ステータスチェック
十階層のボスを倒した斗和達は行きと同じく、帰りも二日ほどかけてダンジョンから地上へと出た。
その際、ミアによる無双が行われ、斗和、リーシャ、メルはその強さを目の当たりにする。
ダンジョンのある場所からマルバーン王国に着いた時はまだ昼間であったが、斗和達はダンジョンでの疲れが残っていたためにピコちゃんとその両親が経営する宿屋に戻ることにした。
「それにしても、今のミアは見慣れないな」
「我もそうじゃのう」
「そうですよね」
今後の事などを話すために今、斗和の部屋に皆が集まっている。
ミアの姿を見ながら思い出すのはついさっきの事。

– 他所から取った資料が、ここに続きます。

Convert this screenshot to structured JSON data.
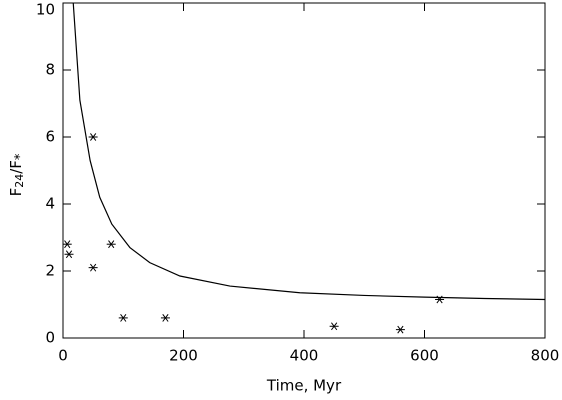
{
  "chart_data": {
    "type": "scatter",
    "x_label": "Time, Myr",
    "y_label_parts": [
      "F",
      "24",
      "/F",
      "*"
    ],
    "xlim": [
      0,
      800
    ],
    "xticks": [
      0,
      200,
      400,
      600,
      800
    ],
    "ylim": [
      0,
      10
    ],
    "yticks": [
      0,
      2,
      4,
      6,
      8,
      10
    ],
    "color": "#000000",
    "series": [
      {
        "type": "scatter",
        "x": [
          7,
          10,
          50,
          50,
          80,
          100,
          170,
          450,
          560,
          625
        ],
        "values": [
          2.8,
          2.5,
          6.0,
          2.1,
          2.8,
          0.6,
          0.6,
          0.35,
          0.25,
          1.15
        ]
      },
      {
        "type": "line",
        "x": [
          17,
          28,
          45,
          61,
          81,
          111,
          144,
          194,
          277,
          393,
          500,
          600,
          700,
          800
        ],
        "values": [
          10,
          7.1,
          5.3,
          4.2,
          3.4,
          2.7,
          2.25,
          1.85,
          1.55,
          1.35,
          1.27,
          1.22,
          1.18,
          1.15
        ]
      }
    ]
  }
}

宿に泊まる手続きの時。
何気ない会話の中でミアさんはどうしたんですか、と恐る恐るピコちゃんの母親が訪ねてきたのだ。
今のミアとリザードマンの姿だった頃のミアが同一人物だと頭の中で繋がっている斗和達はその質問に対して、ミアに見えないですよねと思いこうなった事情を話す。
話している時にピコちゃんはミアに近づき、手の白い鱗と尻尾を触り本物だと大きく頭を縦に振っていたのには見ていて、少し面白かった。
「私もなかなか自分の姿に慣れません」
水かきの無い手と足を見ながらミアはつぶやいた。
姿形は変わってしまったがミアはミアだと皆は思っているので、ミア自身はあんまり不満は無いようだが。
「ミアは何で人型に進化したんだろうな」
「うーん、エルフの里でも魔物が人型に進化するとか聞いたことないです」
「龍人の国でも聞かんのう」
情報は無し、このまま考えても迷宮入りのままなので話題を変える。
「そういえば、皆自分のステータスって確認した?」
「そういえば、闘技場以来確認してないのう」
「そうですね、確認してみましょう」
まずはリーシャのステータスを開き、確認する。
リーシャ
職業:竜神姫Lv52
ユニークスキル
龍撃魔法
スキル
危機察知Lv10、忍耐Lv10、格闘術Lv10、回避Lv8、魔力増幅Lv10、魔法発動Lv6
物理耐性Lv6、空間把握Lv7、消費魔力削減Lv4
レベルを見て、開いた口が塞がらない。
レベル52って、スキルなぜそんなに多いの……。
ステータスを見た本人でさえあまりの急成長ぶりに唖然としていた。
気を取り直して、次はミアの番。
ミア
職業:リザードマン亜種(魔人)Lv60
ユニークスキル
魔人化
スキル
剣術Lv10、危機察知Lv10、回避Lv10、加速Lv8、立体機動Lv5、物理耐性Lv9
こっちはこっちでいろいろバグってる。
レベルも恐ろしいほど上がっているのはさすがユニークスキル『観察者』だ。
これは次のメルもすごいのだろう。
メル
職業:精霊の守り手Lv43
ユニークスキル
精霊の守護
スキル
風魔法Lv10、精霊召喚Lv1、回復魔法Lv4、魔力増幅Lv7、危機察知Lv5
メルは魔法に関することに特化しているようだ。
それにしても……。
「精霊の守り手とか精霊の守護っていうユニークスキルがあるけど……」
「あ、そういえば話していませんでしたね。私の家は代々森に住まう精霊に仕えていて、その代わりに精霊から守護を貰うんですよ」
何でも傷を負っても軽くすんだりする事があるらしい。
精霊召喚というスキルもその仕えている精霊を全魔力を消費し、時間制限有りで呼び出すものなのだとか。
この人もミアとリーシャと一緒で規格外だわ。
そして、次は来ました俺の番。
スミヤマ トワ
職業:魔物使いLv30☆
ユニークスキル
気配遮断、観察者、言語理解
スキル
危機察知Lv4、剣術Lv2、回避Lv2
「っておい、うそだろ」
まず皆と比べてスキルの量が少ない。
それに加え職業のレベルの後ろに星マークがついているのは何かと問うと、頭の中で上限に達したという事ですという返答がきた。
え、てことはこれ以上ステータスは伸びないって事?
神は俺を見捨てたのか……。
落ち込んでしまった俺に対し、ミア、メル、リーシャが慰めてくれるがぽっきり折れた心はなかなか治らない。いや、直りそうにない。
今日は精神的ダメージにより瀕死のため、この後冒険者ギルドに報告に行くのを明日に回して寝ることにした。
もちろん、一つのベッドに四人並んで寝た。